Радуйся, радуйся, мысленно говорю я, ведь если я вправду займу место Кейгла, я смогу втоптать Грина в грязь, заставлю ползать передо мной на брюхе. Но он вроде мне поверил.
– Что от вас понадобилось Артуру Бэрону? – спрашивает Джонни Браун.
– Просил придумать парочку острот для речи, с которой его сын будет выступать в школе.
– Опять врете.
– Я дипломат, Джонни.
– А я все равно узнаю.
– Ну как, мне пора подыскивать другую работу? – спрашивает Джейн.
– У меня есть для вас работенка прямо здесь, не сходя с места.
– Вы невозможный, мистер Слокум, – смеется она и вспыхивает от смущения и удовольствия. Очень она соблазнительная, когда так краснеет. – Вы хуже мальчишки.

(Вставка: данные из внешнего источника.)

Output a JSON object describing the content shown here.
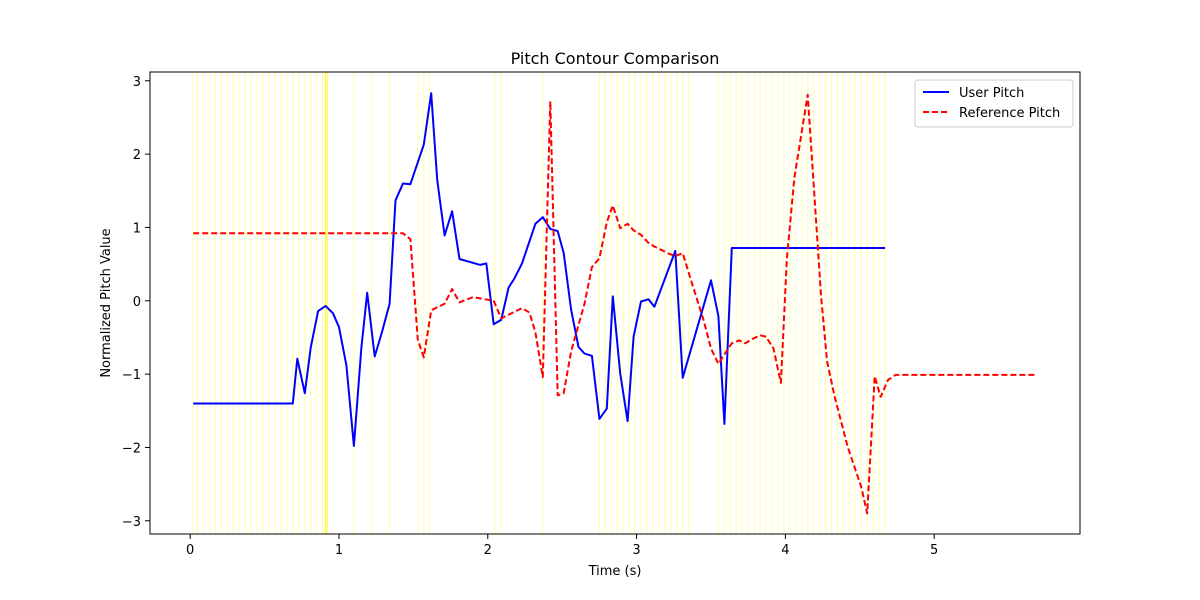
{
  "chart_data": {
    "type": "line",
    "title": "Pitch Contour Comparison",
    "xlabel": "Time (s)",
    "ylabel": "Normalized Pitch Value",
    "xlim": [
      -0.27,
      5.98
    ],
    "ylim": [
      -3.18,
      3.12
    ],
    "xticks": [
      0,
      1,
      2,
      3,
      4,
      5
    ],
    "yticks": [
      -3,
      -2,
      -1,
      0,
      1,
      2,
      3
    ],
    "grid": false,
    "legend": "top-right",
    "colors": {
      "user": "#0000ff",
      "reference": "#ff0000",
      "highlight": "#ffff00"
    },
    "highlight_lines": {
      "x": [
        0.02,
        0.05,
        0.09,
        0.13,
        0.17,
        0.21,
        0.25,
        0.29,
        0.33,
        0.37,
        0.41,
        0.45,
        0.49,
        0.53,
        0.57,
        0.61,
        0.65,
        0.69,
        0.73,
        0.77,
        0.81,
        0.85,
        0.89,
        0.91,
        0.92,
        1.1,
        1.22,
        1.34,
        1.53,
        1.57,
        1.61,
        2.05,
        2.09,
        2.37,
        2.75,
        2.79,
        2.83,
        2.87,
        2.91,
        2.95,
        2.99,
        3.03,
        3.07,
        3.11,
        3.15,
        3.19,
        3.23,
        3.27,
        3.31,
        3.35,
        3.55,
        3.59,
        3.63,
        3.67,
        3.71,
        3.75,
        3.79,
        3.83,
        3.87,
        3.91,
        3.95,
        3.99,
        4.03,
        4.07,
        4.11,
        4.15,
        4.19,
        4.23,
        4.27,
        4.31,
        4.35,
        4.39,
        4.43,
        4.47,
        4.51,
        4.55,
        4.59,
        4.63,
        4.67
      ],
      "strong": [
        0.91,
        0.92
      ]
    },
    "series": [
      {
        "name": "User Pitch",
        "style": "solid",
        "x": [
          0.02,
          0.69,
          0.72,
          0.77,
          0.81,
          0.86,
          0.91,
          0.96,
          1.0,
          1.05,
          1.1,
          1.15,
          1.19,
          1.24,
          1.29,
          1.34,
          1.38,
          1.43,
          1.48,
          1.57,
          1.62,
          1.66,
          1.71,
          1.76,
          1.81,
          1.95,
          1.99,
          2.04,
          2.09,
          2.14,
          2.18,
          2.23,
          2.32,
          2.37,
          2.42,
          2.47,
          2.51,
          2.56,
          2.61,
          2.65,
          2.7,
          2.75,
          2.8,
          2.84,
          2.89,
          2.94,
          2.98,
          3.03,
          3.08,
          3.12,
          3.26,
          3.31,
          3.5,
          3.55,
          3.59,
          3.64,
          4.67
        ],
        "y": [
          -1.4,
          -1.4,
          -0.79,
          -1.26,
          -0.64,
          -0.14,
          -0.07,
          -0.17,
          -0.36,
          -0.88,
          -1.98,
          -0.65,
          0.11,
          -0.76,
          -0.42,
          -0.04,
          1.37,
          1.6,
          1.59,
          2.13,
          2.83,
          1.65,
          0.89,
          1.22,
          0.57,
          0.49,
          0.51,
          -0.32,
          -0.26,
          0.18,
          0.31,
          0.51,
          1.05,
          1.14,
          0.98,
          0.95,
          0.65,
          -0.12,
          -0.63,
          -0.72,
          -0.75,
          -1.61,
          -1.47,
          0.06,
          -0.99,
          -1.64,
          -0.49,
          -0.01,
          0.02,
          -0.08,
          0.68,
          -1.05,
          0.28,
          -0.21,
          -1.68,
          0.72,
          0.72
        ]
      },
      {
        "name": "Reference Pitch",
        "style": "dashed",
        "x": [
          0.02,
          1.38,
          1.43,
          1.48,
          1.53,
          1.57,
          1.62,
          1.71,
          1.76,
          1.81,
          1.9,
          2.04,
          2.09,
          2.18,
          2.23,
          2.28,
          2.32,
          2.37,
          2.42,
          2.47,
          2.51,
          2.56,
          2.65,
          2.7,
          2.75,
          2.8,
          2.84,
          2.89,
          2.94,
          2.98,
          3.03,
          3.08,
          3.12,
          3.17,
          3.22,
          3.26,
          3.31,
          3.36,
          3.45,
          3.5,
          3.55,
          3.59,
          3.64,
          3.69,
          3.73,
          3.78,
          3.83,
          3.87,
          3.92,
          3.97,
          4.01,
          4.06,
          4.15,
          4.24,
          4.28,
          4.33,
          4.42,
          4.51,
          4.55,
          4.6,
          4.64,
          4.69,
          4.74,
          4.8,
          5.68
        ],
        "y": [
          0.92,
          0.92,
          0.92,
          0.84,
          -0.53,
          -0.77,
          -0.13,
          -0.04,
          0.16,
          -0.02,
          0.05,
          0.0,
          -0.24,
          -0.15,
          -0.1,
          -0.16,
          -0.43,
          -1.04,
          2.72,
          -1.29,
          -1.26,
          -0.69,
          -0.04,
          0.46,
          0.58,
          1.07,
          1.3,
          0.99,
          1.05,
          0.96,
          0.9,
          0.79,
          0.74,
          0.69,
          0.64,
          0.61,
          0.65,
          0.32,
          -0.26,
          -0.65,
          -0.86,
          -0.73,
          -0.58,
          -0.54,
          -0.58,
          -0.52,
          -0.47,
          -0.49,
          -0.65,
          -1.12,
          0.58,
          1.67,
          2.81,
          0.06,
          -0.82,
          -1.3,
          -2.0,
          -2.54,
          -2.9,
          -1.03,
          -1.31,
          -1.08,
          -1.01,
          -1.01,
          -1.01
        ]
      }
    ]
  }
}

– Я лучше мальчишки. Пойдемте ко мне в кабинет, и я вам докажу. У кого из ваших мальчишек есть кабинет с такой кушеточкой и с таблетками в ящике стола?
– Я бы с удовольствием, – говорит она, и я на миг холодею от ужаса: вдруг и правда пойдет. – Но там вас ждет мистер Кейгл.
– Что от вас понадобилось Артуру Бэрону? – спрашивает Кейгл, едва я вхожу к себе в кабинет, где он пугливо забился в угол.
Я затворяю дверь и только тогда поворачиваюсь к нему. И тут меня берет зло и отчаяние: опять он черт знает на что похож! Воротничок рубашки расстегнут, узел галстука съехал вниз. (Так бы, кажется, и вцепился обеими руками в грудь его рубашки и вытряс из него дурь; и в то же время я готов изо всех сил лягнуть его в лодыжку или в голень искалеченной ноги.) Лоб у него в испарине, губы блестят – облизал он их, что ли, – и притом на них белеет порошок – наверно, принимал таблетку от кислотности.